Pasca tahun 1478 M kendati kadatwan Majapahit
berpindah dari Wilwatikta ke Daha, Kling dan kemudian di Kadiri serta terjadi
alih dinasti dari Rajasavamsa ke Girindravamsa, namun sebagai kerajaan,
kerajaan Majapahit eksis hingga tiga dasawarsa berikutnya. Walau Ranawijaya
berhasil dikalahkan Adipati Unus, namun para penguasa bawahan (vassal)nya di
penjuru Jawa Timur melanjutkan pemerintahannya, bahkan memposisikan diri
sebagai kerajaan yang otonom dari kekuasaan Demak. Terlebih setelah kemangkatan
Adipati Unus tahun 1521 M. Oleh karena itu, Sultan Trenggana (pengganti Adipati
Unus) melakukan ‘penaklukkan ulang’. Dalam kurun waktu panjang (1525-1545 M),
satu persatu kerajaan Hindu otonom di Wirasari, Gegelang, Medangkungan,
Surabaya, Pasuruan, Lamongan, Balitar, Wirasaba, kawasan Penanggungan, Mamenang
dan Sengguruh ditaklukkan dan ditempatkan ke dalam kekuasaan Kasultanan Demak.

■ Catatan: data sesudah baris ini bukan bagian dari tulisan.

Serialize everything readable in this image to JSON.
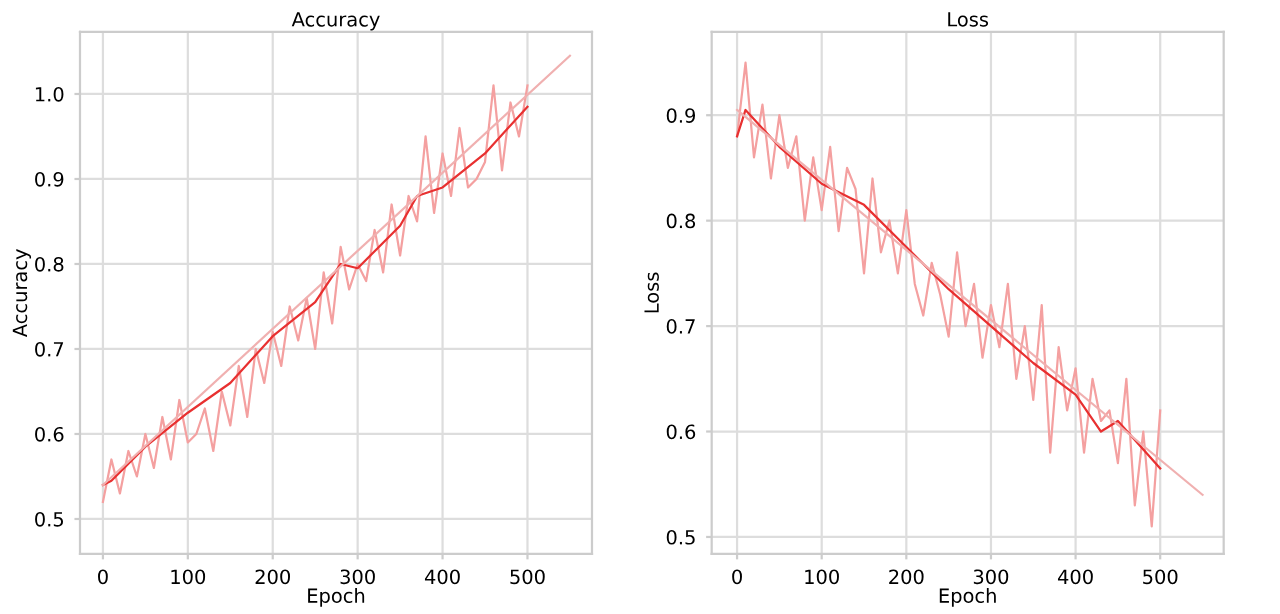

Jika benar bahwa keruntuhan Majapahit antara tahun
1518 hingga 1521 M merupakan petanda bagi akhir masa Hindu-Buddha, berarti
setelah itu tak ada lagi kerajaan otonom yang berlatar Hindu atau Buddha di
Jawa atau lebih luas lagi di Nusantara. Sebagai penggantinya, hadir Kasultanan
Demak di Pantura Jawa dan kasultanan-kasultanan berlatar Islam lainnya di luar
Jawa. Padahal kerajaan otonom Sengguruh yang berlatar Hindu baru ditaklukkan
oleh Trenggana tahun 1545 M. Hal ini menjadi pembukti bahwa tahun 1518 hingga
1521 M bukan tarikh akhir bagi masa Hindu-Buddha, sebab hingga dua setengah
dasawarsa berikutnya masih terdapat ‘kantong-kantong’ kerajaan otonom berlatar
Hindu, sebuah diantaranya adalah Sengguruh (disebut juga ‘Tanjung Senggruh’) di
sub-area selatan Malang.
Keberadaan kerajaan Sengguruh tidak banyak
diketahui, tidak terkecuali oleh warga Malang Raya sendiri. Padahal, hal itu
membanggakan warga Malang, sebab menambah deret panjang pusat pemerintahan
kerajaan yang berlokasi di Malang Raya. Berturut-turut adalah kadatwan
Kanjuruhan (abad VIII), Mataram masa pemerintahan Sindok (paro pertama abad X),
Singhasari (abad XIII), vasal Majapahit di Tumapel dan Kabalon (abad
XVI-XV), dan terakhir kerajaan Sengguruh (paro ke-2 abad XV hingga paro ke-1
abad XVI). Selain itu, menjadi ‘bukti legimitatif’ bagi Pemkab Malang untuk
merelokasi pusat pemerintahannya ke Kepanjen. Sejarah membuktikan bahwa
sub-area selatan Malang pernah menjadi basis kekuatan Jenggala (abad XII),
kemudian menjadi kadatwan Sengguruh (abad XV-XVI). Toponimi ‘Kepanjen’ adalah
kata jadian ‘ka-Panji-an’, yang mengindikasikan bahwa daerah ini konon
merupakan tempat kedudukan para Panji, yakni ksatria sekaligus pimpinan satuan
ketentaraan. Adapun toponimi ‘Jenggolo’, pada mana jejak artefaktual kerajaan Sengguruh
ditemukan, turut menguatkan alibi itu.